Define the vector $p = -\nabla f(x^*)$ and note that $p^T\nabla f(x^*) = -||\nabla f(x^*)||^2 <0$. Because $f$ is continuous near $x^*$, there is a scalar $T>0$ such that

$p^T\nabla f(x^*+tp) <0, \forall t\in [0,T]$

Why the continuity of the gradient imply that? I understand that because the gradient is continuous, we can move around smoothly and retain the signal. But I'd suppose it works for $\nabla f$ only. Why it works for $p^T\nabla f(x^*+tp)$?

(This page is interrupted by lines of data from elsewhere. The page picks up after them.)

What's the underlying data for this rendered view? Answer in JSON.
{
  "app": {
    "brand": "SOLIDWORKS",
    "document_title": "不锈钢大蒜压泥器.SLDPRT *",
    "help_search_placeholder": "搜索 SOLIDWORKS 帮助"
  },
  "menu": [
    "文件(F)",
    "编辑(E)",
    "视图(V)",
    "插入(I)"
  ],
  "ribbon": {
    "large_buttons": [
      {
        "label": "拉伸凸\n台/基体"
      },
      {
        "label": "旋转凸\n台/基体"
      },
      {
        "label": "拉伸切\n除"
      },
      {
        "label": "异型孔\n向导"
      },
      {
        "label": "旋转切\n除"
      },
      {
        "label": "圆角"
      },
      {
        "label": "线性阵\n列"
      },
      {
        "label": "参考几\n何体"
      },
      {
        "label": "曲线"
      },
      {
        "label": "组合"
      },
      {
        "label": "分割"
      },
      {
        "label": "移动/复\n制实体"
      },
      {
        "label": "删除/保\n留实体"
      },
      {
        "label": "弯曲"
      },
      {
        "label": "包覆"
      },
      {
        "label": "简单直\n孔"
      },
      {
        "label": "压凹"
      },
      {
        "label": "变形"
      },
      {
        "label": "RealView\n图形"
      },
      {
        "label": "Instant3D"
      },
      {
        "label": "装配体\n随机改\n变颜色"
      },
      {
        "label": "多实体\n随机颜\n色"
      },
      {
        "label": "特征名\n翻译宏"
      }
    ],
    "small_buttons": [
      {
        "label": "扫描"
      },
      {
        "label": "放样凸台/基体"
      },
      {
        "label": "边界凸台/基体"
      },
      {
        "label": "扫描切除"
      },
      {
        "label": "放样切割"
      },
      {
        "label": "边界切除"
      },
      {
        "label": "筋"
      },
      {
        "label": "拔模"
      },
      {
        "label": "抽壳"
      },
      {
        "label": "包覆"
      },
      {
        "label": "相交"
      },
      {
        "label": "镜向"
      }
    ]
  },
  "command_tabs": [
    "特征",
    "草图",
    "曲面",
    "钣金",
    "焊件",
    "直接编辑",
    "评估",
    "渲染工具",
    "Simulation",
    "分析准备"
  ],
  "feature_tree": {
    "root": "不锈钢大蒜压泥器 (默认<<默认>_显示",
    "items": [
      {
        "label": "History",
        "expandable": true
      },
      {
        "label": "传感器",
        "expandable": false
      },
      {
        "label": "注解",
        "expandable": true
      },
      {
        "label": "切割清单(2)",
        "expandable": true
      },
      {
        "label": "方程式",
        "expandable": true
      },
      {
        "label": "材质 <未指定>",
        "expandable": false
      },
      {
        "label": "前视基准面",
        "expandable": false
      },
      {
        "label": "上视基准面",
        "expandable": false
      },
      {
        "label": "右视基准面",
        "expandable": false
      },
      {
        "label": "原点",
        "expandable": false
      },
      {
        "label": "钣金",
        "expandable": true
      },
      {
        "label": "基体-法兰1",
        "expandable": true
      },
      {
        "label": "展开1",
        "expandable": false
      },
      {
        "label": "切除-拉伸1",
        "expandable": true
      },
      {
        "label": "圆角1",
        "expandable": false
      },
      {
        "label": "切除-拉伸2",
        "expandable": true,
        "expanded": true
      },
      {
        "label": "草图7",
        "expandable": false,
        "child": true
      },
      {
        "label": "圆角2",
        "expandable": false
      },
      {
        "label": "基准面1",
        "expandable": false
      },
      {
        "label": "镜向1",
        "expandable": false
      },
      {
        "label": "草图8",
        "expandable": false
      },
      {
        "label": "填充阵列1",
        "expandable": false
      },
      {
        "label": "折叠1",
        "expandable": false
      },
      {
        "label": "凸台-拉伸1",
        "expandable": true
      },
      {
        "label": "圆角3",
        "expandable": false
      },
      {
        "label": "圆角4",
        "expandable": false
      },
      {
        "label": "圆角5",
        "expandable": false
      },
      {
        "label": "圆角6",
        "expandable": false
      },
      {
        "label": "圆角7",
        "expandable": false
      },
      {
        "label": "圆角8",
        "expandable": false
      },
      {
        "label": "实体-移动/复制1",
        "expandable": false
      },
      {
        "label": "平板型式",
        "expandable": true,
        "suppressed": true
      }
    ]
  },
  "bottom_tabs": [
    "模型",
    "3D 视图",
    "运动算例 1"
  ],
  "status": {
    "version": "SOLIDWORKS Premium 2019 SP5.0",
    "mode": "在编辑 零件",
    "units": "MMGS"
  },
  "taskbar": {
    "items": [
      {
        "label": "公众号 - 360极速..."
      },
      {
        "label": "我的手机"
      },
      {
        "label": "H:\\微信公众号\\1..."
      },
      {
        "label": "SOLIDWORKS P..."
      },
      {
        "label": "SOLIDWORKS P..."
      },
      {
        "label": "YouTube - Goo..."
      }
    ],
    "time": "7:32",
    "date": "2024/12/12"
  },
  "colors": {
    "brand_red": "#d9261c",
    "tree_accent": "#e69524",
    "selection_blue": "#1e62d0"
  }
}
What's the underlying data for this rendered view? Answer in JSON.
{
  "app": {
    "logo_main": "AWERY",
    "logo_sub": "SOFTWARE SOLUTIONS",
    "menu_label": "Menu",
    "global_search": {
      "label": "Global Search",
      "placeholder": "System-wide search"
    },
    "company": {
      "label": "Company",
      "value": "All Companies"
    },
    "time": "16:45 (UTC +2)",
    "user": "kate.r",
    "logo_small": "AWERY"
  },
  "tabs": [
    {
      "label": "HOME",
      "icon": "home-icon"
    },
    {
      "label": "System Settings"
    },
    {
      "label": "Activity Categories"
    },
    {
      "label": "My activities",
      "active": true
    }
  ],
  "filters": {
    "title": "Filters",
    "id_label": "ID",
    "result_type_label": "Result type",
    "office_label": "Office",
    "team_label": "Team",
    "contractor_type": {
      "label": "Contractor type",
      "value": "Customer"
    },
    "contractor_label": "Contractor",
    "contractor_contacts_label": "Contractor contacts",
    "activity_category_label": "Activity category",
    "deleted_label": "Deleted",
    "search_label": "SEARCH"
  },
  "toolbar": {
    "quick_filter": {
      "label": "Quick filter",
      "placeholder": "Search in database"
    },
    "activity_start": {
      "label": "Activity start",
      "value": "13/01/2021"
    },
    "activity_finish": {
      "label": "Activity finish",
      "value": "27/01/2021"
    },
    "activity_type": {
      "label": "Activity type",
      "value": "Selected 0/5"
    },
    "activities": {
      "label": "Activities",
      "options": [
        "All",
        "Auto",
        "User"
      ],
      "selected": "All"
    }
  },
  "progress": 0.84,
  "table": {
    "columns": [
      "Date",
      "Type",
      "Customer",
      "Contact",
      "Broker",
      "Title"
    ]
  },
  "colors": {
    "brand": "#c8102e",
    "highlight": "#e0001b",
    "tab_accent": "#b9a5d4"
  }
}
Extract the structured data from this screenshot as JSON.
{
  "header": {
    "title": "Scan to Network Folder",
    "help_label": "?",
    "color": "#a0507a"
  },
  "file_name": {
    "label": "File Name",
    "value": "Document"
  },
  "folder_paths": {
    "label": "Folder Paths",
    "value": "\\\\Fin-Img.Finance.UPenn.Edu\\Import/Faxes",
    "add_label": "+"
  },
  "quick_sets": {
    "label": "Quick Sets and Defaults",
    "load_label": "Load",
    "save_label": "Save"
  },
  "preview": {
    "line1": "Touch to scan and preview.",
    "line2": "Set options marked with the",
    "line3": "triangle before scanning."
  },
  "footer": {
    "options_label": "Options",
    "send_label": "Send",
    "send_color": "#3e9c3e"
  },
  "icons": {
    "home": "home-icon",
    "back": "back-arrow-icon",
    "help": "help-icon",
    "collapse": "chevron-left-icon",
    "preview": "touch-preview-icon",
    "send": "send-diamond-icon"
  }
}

Also, what if I chose $p = \nabla f(x^*)$ instead of the negative?

Answer 1

I think what you're missing is the following fact: if $F:\mathbb{R}^n\rightarrow\mathbb{R}$ is continuous and satisfies $F(x_0)<0$ then there exists some $\delta>0$ such that $F(x)<0$ for all $x$ such that $|x-x_0|<\delta$. You should try to prove this from the limit definition of continuity. In your particular example, $F$ is the continuous function $p^T\nabla f(x)$ so by the fact above we know that $p^T\nabla f(x)<0$ for all $|x-x^*|<\delta$ for some $\delta$. We then just choose $T$ so that $|x+tp-x^*|<\delta$ whenever $t<T$.

Answer 2

Let $p \in \mathbb R^n$, and $g:\mathbb R^n \to \mathbb R$, so that we can write $g(x) = (g_1(x),g_2(x),\ldots,g_n(x))$. Write $$G(x) = p^Tg(x) = p_1g_1(x) + p_2g_2(x) + \cdots + p_ng_n(x).$$

If $g$ is continuous, then so each each $g_i$. Hence, $G$ inherits continuity from $G$. Now take $p$ as defined in your textbook, and choose $g = \nabla f$.

You can choose $p = \nabla f(x^*)$ if you wish: you would just need to rejig the proof a little bit to make it work. It reads nicely as is, however, so there's no reason to do this.